Словно услышав эту его мысль, Леха тихонько потянулся к его уху и ехидно шепнул:
– Наверняка этот майор лет двадцать просидел где-то под крышей нашего посольства в Африке или в Азии, а потом его за пьянку бросили сюда на наружку. Перед пенсией.
– Вы будете работать на выставке под видом охранников, обслуживающего персонала, всяких там электромонтеров, шантехников, водопроводчиков. Наблюдать за контактами американцев. Задача ошложняется тем, што они свободно перемещаются по городу. Без ограничений…
«Нет, мне такая судьба, как у этого майора, не нужна, – неожиданно подумал Казаков. – Закончить карьеру в наружке топтуном… Я против».

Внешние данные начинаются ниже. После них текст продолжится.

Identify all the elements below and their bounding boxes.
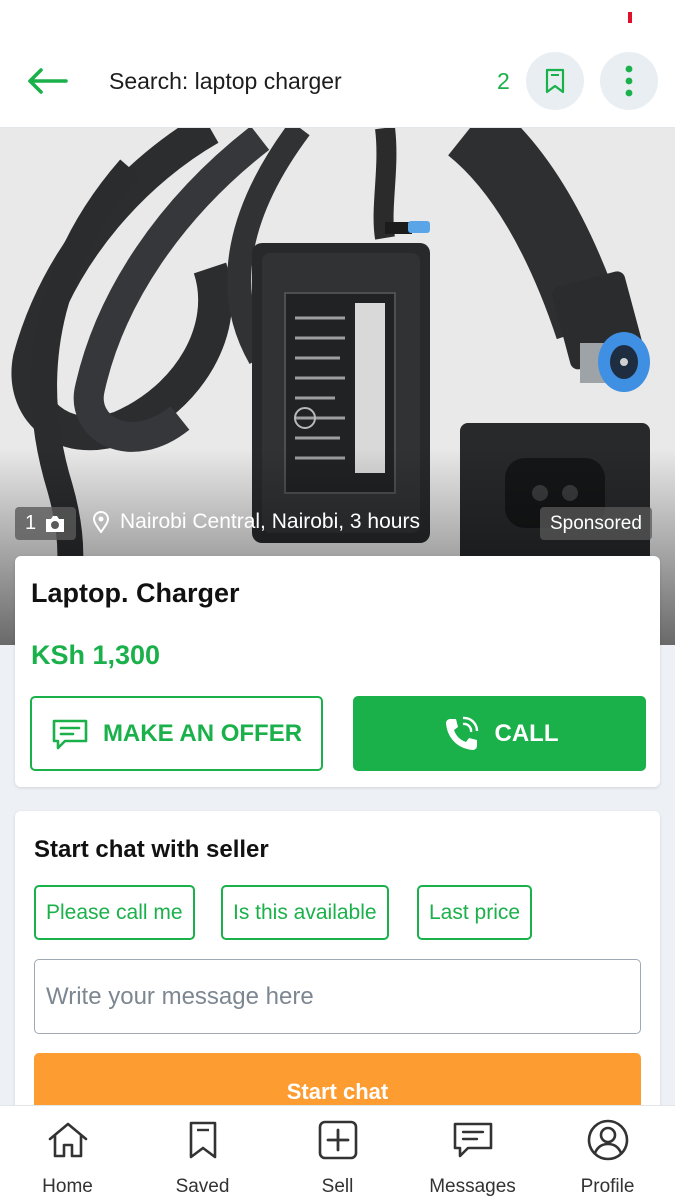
product-title: Laptop. Charger	[31, 578, 240, 608]
make-offer-label: MAKE AN OFFER	[102, 719, 303, 747]
nav-profile[interactable]: Profile	[540, 1106, 675, 1200]
photo-count-value: 1	[25, 512, 37, 534]
call-button[interactable]: CALL	[353, 696, 646, 771]
bottom-navigation: Home Saved Sell Messages Profile	[0, 1105, 675, 1200]
nav-sell-label: Sell	[321, 1176, 354, 1197]
location-text: Nairobi Central, Nairobi, 3 hours	[120, 510, 420, 533]
nav-messages-label: Messages	[429, 1176, 516, 1197]
nav-home-label: Home	[42, 1176, 93, 1197]
nav-home[interactable]: Home	[0, 1106, 135, 1200]
nav-profile-label: Profile	[580, 1176, 635, 1197]
sponsored-badge: Sponsored	[540, 507, 652, 540]
saved-count: 2	[497, 68, 510, 94]
message-icon	[52, 719, 88, 749]
bookmark-button[interactable]	[526, 52, 584, 110]
phone-icon	[445, 716, 478, 750]
message-input[interactable]	[34, 959, 641, 1034]
chat-title: Start chat with seller	[34, 836, 269, 863]
app-header: Search: laptop charger 2	[0, 40, 675, 128]
search-title[interactable]: Search: laptop charger	[109, 68, 342, 95]
location-pin-icon	[92, 511, 110, 533]
product-card: Laptop. Charger KSh 1,300 MAKE AN OFFER …	[15, 556, 660, 787]
back-button[interactable]	[22, 60, 72, 102]
quick-reply-is-this-available[interactable]: Is this available	[221, 885, 389, 940]
camera-icon	[46, 515, 65, 532]
quick-reply-last-price[interactable]: Last price	[417, 885, 533, 940]
more-options-button[interactable]	[600, 52, 658, 110]
make-offer-button[interactable]: MAKE AN OFFER	[30, 696, 323, 771]
photo-count-badge: 1	[15, 507, 77, 540]
quick-reply-please-call-me[interactable]: Please call me	[34, 885, 195, 940]
recording-indicator	[628, 12, 632, 23]
chat-card: Start chat with seller Please call me Is…	[15, 811, 660, 1121]
product-price: KSh 1,300	[31, 640, 161, 670]
nav-saved[interactable]: Saved	[135, 1106, 270, 1200]
plus-square-icon	[318, 1120, 357, 1160]
more-vertical-icon	[625, 65, 633, 97]
nav-sell[interactable]: Sell	[270, 1106, 405, 1200]
nav-saved-label: Saved	[175, 1176, 230, 1197]
back-arrow-icon	[28, 68, 68, 94]
nav-messages[interactable]: Messages	[405, 1106, 540, 1200]
call-label: CALL	[494, 719, 559, 747]
user-circle-icon	[587, 1119, 628, 1161]
bookmark-icon	[189, 1121, 216, 1159]
status-bar	[0, 0, 675, 40]
listing-location: Nairobi Central, Nairobi, 3 hours	[92, 510, 420, 534]
bookmark-icon	[545, 68, 565, 94]
home-icon	[48, 1122, 87, 1158]
chat-icon	[453, 1122, 492, 1158]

– Ошобое внимание надо обратить на некоторых шотрудников выставки, – майор толстыми пальцами достал несколько фотографий. – Мы тошно знаем, што они являются кадровыми работниками ЦРУ и прибыли сюда с определенными задачами. Вот этот – Дэвид Кларк. Он часто выезжает в город. Бродит по магазинам. Видимо, изучает обштановку…
«Што ш вы его не шхватите?» – Казаков тихонько для себя передразнил Котова.
* * *
Вечер был свободным, и Анатолий Казаков решил позвонить друзьям. Только он вышел в просторный холл, где стоял телефон-автомат, как вспомнил, что у него задание и на выставке он работает под прикрытием. Надо было как-то обосновать свое появление в городе. И так объяснить, чтобы это выглядело правдоподобно. Он не знал, хорошо или плохо то, что работа его требовала скрытности. Но то, что она уже накладывала определенный отпечаток на его характер, было очевидно. Давно уже он научился быть начеку, чтобы ненароком не ляпнуть лишнего. Давно понял, что в его конторе откровенность не приветствуется.